We got a shock to primary WPI in February, and to the overall WPI in March and in June. If households and firms believe that India has a well structured monetary policy framework, these shocks will subside. If households and firms are skeptical about RBI, then a spiral of wage and price hikes will follow.

Households and firms are skeptical, and justly so. The root cause of our inflation crisis is RBI's focus on the rupee-dollar exchange rate rather than on domestic inflation. When the US dollar depreciated by 30%, RBI hung on to a fixed rupee-dollar rate. This imported global commodity inflation into traded goods in India. RBI purchased dollars on a massive scale, which injected liquidity into the economy and triggered off inflation in non-traded goods. Observers thus know that RBI cares most about subsiding exporters with a weak rupee-dollar exchange rate. Hence, we have a dangerous spiral of inflationary expectations.

What can be done to combat inflation? Monetary policy in mature market economies is about anticipating inflation and changing interest rates to respond to future inflation shocks. In India, unfortunately, monetary policy has not yet caught up with inflation data of many months ago. With inflation running at around 10%, the short-term interest rate on government bonds continues to be negative in real terms. Monetary tightening is urgently needed in order to bring the short-term real interest rate back to +2 to +3 percent.

As a first step, an immediate 50 bps rise in the repo rate and a 150 bps rise in the reverse repo rate is required. RBI needs to say that when expected inflation is around 10 percent, policy rates are going to exceed 10 percent.

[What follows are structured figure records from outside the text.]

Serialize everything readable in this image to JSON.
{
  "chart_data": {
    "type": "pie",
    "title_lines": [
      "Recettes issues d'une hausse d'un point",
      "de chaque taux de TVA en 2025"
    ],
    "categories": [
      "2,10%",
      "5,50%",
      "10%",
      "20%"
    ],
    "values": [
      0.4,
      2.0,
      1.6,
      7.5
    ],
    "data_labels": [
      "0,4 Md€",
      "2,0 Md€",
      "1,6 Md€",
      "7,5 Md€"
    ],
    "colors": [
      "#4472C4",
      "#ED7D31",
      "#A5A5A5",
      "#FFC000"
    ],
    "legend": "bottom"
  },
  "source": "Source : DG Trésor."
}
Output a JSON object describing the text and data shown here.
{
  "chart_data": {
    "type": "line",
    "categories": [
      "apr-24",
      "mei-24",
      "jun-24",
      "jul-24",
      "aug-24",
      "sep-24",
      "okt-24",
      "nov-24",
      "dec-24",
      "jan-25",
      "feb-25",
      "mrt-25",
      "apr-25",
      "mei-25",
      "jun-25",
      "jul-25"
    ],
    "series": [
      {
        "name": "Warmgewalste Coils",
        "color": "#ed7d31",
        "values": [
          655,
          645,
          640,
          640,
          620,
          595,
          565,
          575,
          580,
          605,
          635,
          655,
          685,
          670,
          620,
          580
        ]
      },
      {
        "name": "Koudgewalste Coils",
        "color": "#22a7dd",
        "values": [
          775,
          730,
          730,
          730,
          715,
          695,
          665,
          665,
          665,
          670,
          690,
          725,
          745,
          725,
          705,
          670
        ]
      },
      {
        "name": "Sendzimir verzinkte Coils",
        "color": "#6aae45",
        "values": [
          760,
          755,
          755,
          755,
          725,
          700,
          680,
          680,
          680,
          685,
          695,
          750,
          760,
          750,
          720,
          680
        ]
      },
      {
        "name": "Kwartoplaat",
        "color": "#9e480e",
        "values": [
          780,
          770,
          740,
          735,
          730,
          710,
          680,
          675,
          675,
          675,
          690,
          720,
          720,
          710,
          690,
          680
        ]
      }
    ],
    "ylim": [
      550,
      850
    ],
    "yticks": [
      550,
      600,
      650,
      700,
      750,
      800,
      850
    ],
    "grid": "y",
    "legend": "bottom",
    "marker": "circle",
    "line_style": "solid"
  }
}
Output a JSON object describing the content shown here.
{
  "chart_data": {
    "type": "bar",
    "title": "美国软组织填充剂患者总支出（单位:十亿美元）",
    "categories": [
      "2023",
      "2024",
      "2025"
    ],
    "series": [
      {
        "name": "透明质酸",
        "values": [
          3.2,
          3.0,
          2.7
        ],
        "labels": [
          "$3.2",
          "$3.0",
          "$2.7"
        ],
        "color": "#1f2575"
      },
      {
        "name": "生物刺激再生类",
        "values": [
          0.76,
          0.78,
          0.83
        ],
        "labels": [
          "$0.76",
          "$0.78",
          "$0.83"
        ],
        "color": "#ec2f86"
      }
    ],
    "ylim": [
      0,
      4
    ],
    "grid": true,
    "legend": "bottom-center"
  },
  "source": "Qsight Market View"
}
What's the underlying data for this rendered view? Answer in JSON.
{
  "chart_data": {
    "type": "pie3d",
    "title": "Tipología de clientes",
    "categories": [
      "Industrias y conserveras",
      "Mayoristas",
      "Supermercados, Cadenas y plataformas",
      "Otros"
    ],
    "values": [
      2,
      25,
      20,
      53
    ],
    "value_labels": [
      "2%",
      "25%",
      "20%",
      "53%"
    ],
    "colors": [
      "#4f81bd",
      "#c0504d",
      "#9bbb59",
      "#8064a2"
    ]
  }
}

While monetary tightening can and should be done, we must remember that in India, because the Bond-Currency-Derivatives (BCD) Nexus has been prevented from coming about, monetary policy is feeble. Negative real rates are pouring fuel on the fire, and this needs to stop. But if monetary tightening were the only weapon used to stop inflation, then very large increases in interest rates would be required. We saw such a story unfold in the mid 1990s: monetary policy was used to combat inflation while the BCD Nexus was still in primitive shape. Since the instrument was weak, massive interest rate hikes were required to do the job.

The BCD Nexus can and should be built through the implementation of the Mistry and Rajan reports. But in the short run, we must recognise that monetary policy in India is feeble. The really powerful tool is the exchange rate. An exchange rate appreciation would have a positive impact on inflation. Reversing the capital controls on PNs and ECB of 2007, and liberalising the capital account through measures such as placing FII investments in government bonds on par with FII investments in equities, would strengthen the rupee. In addition, selling reserves (and simultaneously reversing MSS) would also influence the rupee and simultaneously tighten monetary policy. Currency appreciation is the best tool for breaking the spiral of inflationary expectations.

What about growth? Professional economists agree with professional politicians on the importance of low inflation. There is only a short-term tradeoff between inflation and growth, and when central banks try to exploit this tradeoff, stagflation results.

The investment/GDP ratio is over 30%; the dominant factor determining growth is investment. This is shaped by the expectations of investors about India's future. With the Left out of the picture, the government must push forward with structural economic reforms over the next three months. The second tool for influencing growth is reversing all the misguided distortions that have been put in - such as banning exports or banning futures trading - in combating inflation. The third tool for influencing growth is demonstrating high quality knowledge of monetary policy. These steps will reassure domestic and foreign investors that India is on the right track, and thus bolster growth.

In the 1970s and 1980s, economists in India understood that `fiscal dominance' over monetary policy was damaging and gave high inflation. Monetisation of deficits has ended and that link has been broken. We need to now see that `currency dominance' over monetary policy is as damaging, and refocus monetary policy on the task of delivering low and stable inflation.